Supporting Responsibilities :

  • Meet department and company performance and attendance expectations.
  • Follow the PacificSource privacy policy and HIPAA laws and regulations concerning confidentiality and security of protected health information.
  • Perform other duties as assigned.
  • Success Profile

    Work Experience : Minimum 5 years in case management or care coordination required. 3 years direct health plan experience in case management, disease management, care coordination, or equivalent preferred.
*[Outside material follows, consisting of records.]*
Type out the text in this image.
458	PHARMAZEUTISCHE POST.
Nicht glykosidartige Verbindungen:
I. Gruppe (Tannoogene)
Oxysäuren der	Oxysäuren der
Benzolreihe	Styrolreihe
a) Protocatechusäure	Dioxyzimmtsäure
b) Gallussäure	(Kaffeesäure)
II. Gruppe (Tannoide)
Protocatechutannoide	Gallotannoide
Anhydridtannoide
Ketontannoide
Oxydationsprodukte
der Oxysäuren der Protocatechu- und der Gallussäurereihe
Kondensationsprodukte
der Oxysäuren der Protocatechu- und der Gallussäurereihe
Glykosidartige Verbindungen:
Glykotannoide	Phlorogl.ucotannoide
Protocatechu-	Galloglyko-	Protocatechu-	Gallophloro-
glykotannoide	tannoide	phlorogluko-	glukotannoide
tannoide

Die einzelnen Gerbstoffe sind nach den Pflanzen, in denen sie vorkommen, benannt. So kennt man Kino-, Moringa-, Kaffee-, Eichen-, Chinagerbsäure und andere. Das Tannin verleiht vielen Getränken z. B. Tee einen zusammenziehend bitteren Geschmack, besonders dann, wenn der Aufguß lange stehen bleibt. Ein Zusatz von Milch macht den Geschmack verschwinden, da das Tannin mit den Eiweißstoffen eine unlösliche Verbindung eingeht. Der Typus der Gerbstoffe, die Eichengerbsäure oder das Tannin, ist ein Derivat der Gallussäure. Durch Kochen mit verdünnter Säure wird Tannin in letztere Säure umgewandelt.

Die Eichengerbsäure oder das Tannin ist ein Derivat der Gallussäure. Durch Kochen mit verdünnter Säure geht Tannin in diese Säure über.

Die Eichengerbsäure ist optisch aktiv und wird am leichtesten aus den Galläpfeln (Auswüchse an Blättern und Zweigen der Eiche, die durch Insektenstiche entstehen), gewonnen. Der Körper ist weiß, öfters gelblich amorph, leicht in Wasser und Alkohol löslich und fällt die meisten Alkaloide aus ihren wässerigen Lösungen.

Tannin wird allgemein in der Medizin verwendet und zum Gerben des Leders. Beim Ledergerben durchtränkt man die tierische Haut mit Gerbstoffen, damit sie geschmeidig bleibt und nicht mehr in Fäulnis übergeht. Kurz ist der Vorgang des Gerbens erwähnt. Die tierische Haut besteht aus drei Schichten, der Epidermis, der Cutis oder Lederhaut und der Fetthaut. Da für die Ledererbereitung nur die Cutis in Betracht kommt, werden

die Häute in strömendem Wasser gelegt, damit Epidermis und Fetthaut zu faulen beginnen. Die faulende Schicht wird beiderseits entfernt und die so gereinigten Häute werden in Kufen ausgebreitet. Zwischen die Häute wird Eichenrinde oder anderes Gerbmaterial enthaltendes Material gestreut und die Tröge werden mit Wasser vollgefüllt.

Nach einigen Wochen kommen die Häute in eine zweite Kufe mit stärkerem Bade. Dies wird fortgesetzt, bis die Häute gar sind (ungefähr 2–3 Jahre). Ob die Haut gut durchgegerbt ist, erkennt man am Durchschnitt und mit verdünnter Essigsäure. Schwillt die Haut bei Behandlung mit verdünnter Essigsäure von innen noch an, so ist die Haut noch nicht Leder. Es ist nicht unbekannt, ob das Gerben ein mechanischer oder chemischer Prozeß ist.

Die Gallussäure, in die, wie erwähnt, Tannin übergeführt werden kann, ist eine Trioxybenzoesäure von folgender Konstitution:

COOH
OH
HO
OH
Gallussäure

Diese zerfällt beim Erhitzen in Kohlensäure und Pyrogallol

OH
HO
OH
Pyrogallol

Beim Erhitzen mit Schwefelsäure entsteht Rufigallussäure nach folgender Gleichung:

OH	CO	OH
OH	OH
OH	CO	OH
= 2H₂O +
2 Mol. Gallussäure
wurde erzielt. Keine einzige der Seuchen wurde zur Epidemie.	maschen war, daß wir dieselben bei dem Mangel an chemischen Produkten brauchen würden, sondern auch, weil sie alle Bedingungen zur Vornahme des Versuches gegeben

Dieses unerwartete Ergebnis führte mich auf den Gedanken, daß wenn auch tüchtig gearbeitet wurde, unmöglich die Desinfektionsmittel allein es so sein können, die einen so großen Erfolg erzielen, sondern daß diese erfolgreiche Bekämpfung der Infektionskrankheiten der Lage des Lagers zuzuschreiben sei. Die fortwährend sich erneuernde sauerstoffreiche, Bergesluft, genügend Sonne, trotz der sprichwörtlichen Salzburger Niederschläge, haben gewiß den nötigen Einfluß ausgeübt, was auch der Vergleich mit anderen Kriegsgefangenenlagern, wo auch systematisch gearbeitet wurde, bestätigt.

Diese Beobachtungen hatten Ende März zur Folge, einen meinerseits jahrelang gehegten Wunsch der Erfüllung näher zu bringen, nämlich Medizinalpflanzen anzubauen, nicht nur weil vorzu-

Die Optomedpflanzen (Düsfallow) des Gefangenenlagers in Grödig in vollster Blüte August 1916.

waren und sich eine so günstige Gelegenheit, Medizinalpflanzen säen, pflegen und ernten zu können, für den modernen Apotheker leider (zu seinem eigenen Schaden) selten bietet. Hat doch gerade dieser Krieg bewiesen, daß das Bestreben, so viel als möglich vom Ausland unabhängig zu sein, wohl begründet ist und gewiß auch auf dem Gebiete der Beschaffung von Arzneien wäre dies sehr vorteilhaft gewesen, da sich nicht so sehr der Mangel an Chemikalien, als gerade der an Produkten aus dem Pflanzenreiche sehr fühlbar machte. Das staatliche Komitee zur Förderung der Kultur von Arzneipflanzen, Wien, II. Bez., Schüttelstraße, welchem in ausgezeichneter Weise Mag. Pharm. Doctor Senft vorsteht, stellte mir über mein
Prior supervisory or management experience required.

    Education, Certificates, Licenses : Registered Nurse or Licensed Clinical Social Worker or other licensed healthcare or behavioral health care clinician, Oregon licensure required. Certified Case Manager Certification (CCM) as accredited by CCMC (The Commission for Case Management) strongly desired at time of hire. CCM certification required within two years of hire.

    Knowledge : Thorough knowledge and understanding of medical and behavioral health procedures, diagnoses, and treatment modalities, procedure codes, including ICD-9 & 10, DSM-IV & V, CPT codes, health insurance and State of Oregon mandated benefits. Knowledge of community services, providers, vendors and facilities available to assist members. Strong knowledge of health insurance; including managed care products as well as state mandated benefits. Ability to develop, review and evaluate utilization and care management reports. Experience in adult education preferred. Proficient in the use and implementation of the following tools and concepts across all teams within scope and accountability : Training, Coaching, Strategy Deployment, Daily Operations, Visual Management, Operational Improvement & Team Building / Development.

    Competencies : Building Trust

    Building a Successful Team

    Aligning Performance for Success

    Building Partnerships

    Customer Focus

    Continuous Improvement

    Decision Making

    Facilitating Change

    Leveraging Diversity

    Driving for Results

    Environment : Work inside in a general office setting with ergonomically configured equipment. Travel is required approximately 20% of the time.

    Skills : Accountable leadership, Collaboration, Data-driven & Analytical, Delegation, Effective communication, Listening (active), Situational Leadership, Strategic Thinking

    Our Values : We live and breathe our values. In fact, our culture is driven by these seven core values which guide us in how we do business :

  • We are committed to doing the right thing.
  • We are one team working toward a common goal.
  • We are each responsible for customer service.
  • We practice open communication at all levels of the company to foster individual, team and company growth.
  • We actively participate in efforts to improve our many communities-internally and externally.
  • We actively work to advance social justice, equity, diversity and inclusion in our workplace, the healthcare system and community.
  • We encourage creativity, innovation, and the pursuit of excellence.
  • Physical Requirements : Stoop and bend. Sit and / or stand for extended periods of time while performing core job functions. Repetitive motions to include typing, sorting and filing. Light lifting and carrying of files and business materials. Ability to read and comprehend both written and spoken English. Communicate clearly and effectively.

    Disclaimer : This job description indicates the general nature and level of work performed by employees within this position and is subject to change. It is not designed to contain or be interpreted as a comprehensive list of all duties, responsibilities, and qualifications required of employees assigned to this position. Employment remains AT-WILL at all times.